Salis took two steps toward the road… then stopped dead. His knees wobbled.
He gripped the strap of his bag so hard his knuckled went white, chest constricting with a long, sharp breath he couldn't fully release.
He had felt Lael's eyes on him when the bruise slipped. He had seen the worry, the recognition. He had felt something close to panic coil in his stomach.
And he hated—hated—that part of him wanted to stay in that moment anyway.
Wanted to let someone see him.
Wanted someone to care.
He stumbled to the side of the building where the alley was dim and half-lit by a flickering lamp. It wasn't much privacy, but it was enough. Enough to fall apart without being watched.
His back his the cold brick wall as his breath hitched again.
And then the tears came. They weren't loud. They never were. Salis had learned long ago how to cry silently—to swallow every sound, every sob, every sign that he was hurt. Even now, his body shook without noise, shoulders trembling as he pressed his hand over his mouth.
His lungs shuddered around the weight of everything he didn't the words for:
The bruise.
The shame.
The hunger twisting inside him.
The flash of fear when a noise was too loud.
The way Lael had looked at him—not with anger, not with disgust, but with concern so gentle it hurt.
He slid down the wall slowly until he was sitting on the freezing pavement, knees drawn up, forehead resting against them. His breath trembled out in small, broken spurts.
"This is stupid…" he whispered to no one. "I'm being stupid…"
He wiped at his face with his sleeve, frustrated by the tears that kept coming. He hated that he was crying and he hated that part of him would always be expecting to be punished for it.
But in the small, quiet corner of the alley, no one was watching.
No one was shouting.
No one was reaching for him.
It was just him—and the echo of a hurt he couldn't explain, a fear he couldn't outrun, and a kindness he didn't feel like he deserved. His chest tightened again.

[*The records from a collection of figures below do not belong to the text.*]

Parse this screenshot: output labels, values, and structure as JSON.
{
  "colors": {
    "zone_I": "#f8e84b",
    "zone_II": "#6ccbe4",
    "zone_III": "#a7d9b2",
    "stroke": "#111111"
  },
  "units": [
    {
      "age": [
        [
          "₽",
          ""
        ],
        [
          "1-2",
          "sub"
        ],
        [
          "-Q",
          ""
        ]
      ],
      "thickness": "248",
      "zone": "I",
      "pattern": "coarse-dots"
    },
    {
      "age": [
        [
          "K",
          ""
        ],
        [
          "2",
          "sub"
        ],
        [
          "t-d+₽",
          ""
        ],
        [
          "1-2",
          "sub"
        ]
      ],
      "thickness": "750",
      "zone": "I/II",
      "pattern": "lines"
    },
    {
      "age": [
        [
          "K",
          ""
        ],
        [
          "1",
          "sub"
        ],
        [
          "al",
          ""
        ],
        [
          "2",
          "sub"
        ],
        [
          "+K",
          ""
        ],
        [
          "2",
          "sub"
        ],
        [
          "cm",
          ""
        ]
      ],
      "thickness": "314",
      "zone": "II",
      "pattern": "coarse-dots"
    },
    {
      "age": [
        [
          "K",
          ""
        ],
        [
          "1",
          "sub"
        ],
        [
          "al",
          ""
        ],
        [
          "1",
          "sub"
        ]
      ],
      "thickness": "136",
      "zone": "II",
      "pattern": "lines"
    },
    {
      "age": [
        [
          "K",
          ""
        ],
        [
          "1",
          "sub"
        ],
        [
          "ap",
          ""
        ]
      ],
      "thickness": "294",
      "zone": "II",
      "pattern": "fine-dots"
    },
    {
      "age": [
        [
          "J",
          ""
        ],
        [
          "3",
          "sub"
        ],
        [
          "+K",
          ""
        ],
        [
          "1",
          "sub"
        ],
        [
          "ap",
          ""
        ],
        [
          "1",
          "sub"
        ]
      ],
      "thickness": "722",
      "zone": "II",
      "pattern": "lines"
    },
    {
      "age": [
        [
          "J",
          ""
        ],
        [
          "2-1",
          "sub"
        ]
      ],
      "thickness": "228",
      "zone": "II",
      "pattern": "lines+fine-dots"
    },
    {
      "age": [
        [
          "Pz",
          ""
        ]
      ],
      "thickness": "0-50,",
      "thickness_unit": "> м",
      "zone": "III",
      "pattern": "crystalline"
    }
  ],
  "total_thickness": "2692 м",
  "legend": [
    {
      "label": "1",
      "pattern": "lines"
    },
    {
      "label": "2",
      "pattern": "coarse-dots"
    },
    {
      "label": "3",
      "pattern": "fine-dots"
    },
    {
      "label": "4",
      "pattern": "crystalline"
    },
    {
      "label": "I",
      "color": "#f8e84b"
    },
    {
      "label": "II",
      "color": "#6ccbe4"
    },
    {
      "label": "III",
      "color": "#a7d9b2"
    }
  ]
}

"Lael…" The name left his lips like an accident—a soft, helpless murmur he instantly regretted. He scrubbed at his eyes, desperate to stop feeling anything at all. He didn't know how long he sat there—minutes? Maybe hours—letting the cold air numb the heat of humiliation in his cheeks, letting the trembling run it's course.
Eventually, the shaking eased for him to breathe again. Not comfortably, not fully.
But enough to stand.
He pushed himself up slowly, brushing dirt from his pants, swallowing the last remnants of tears, and steadying himself against the wall.
He wasn't okay. He knew that.
But morning would come. He'd work another shift. He'd pretend again.
And maybe—just maybe—Lael wouldn't look at him the way he had tonight.
Or maybe he would.
Salis didn't know which possibility scared him more.
He tightened his grip on his bag and stepped out of the alley, the cool night swallowing the last of his breaths as he walked home.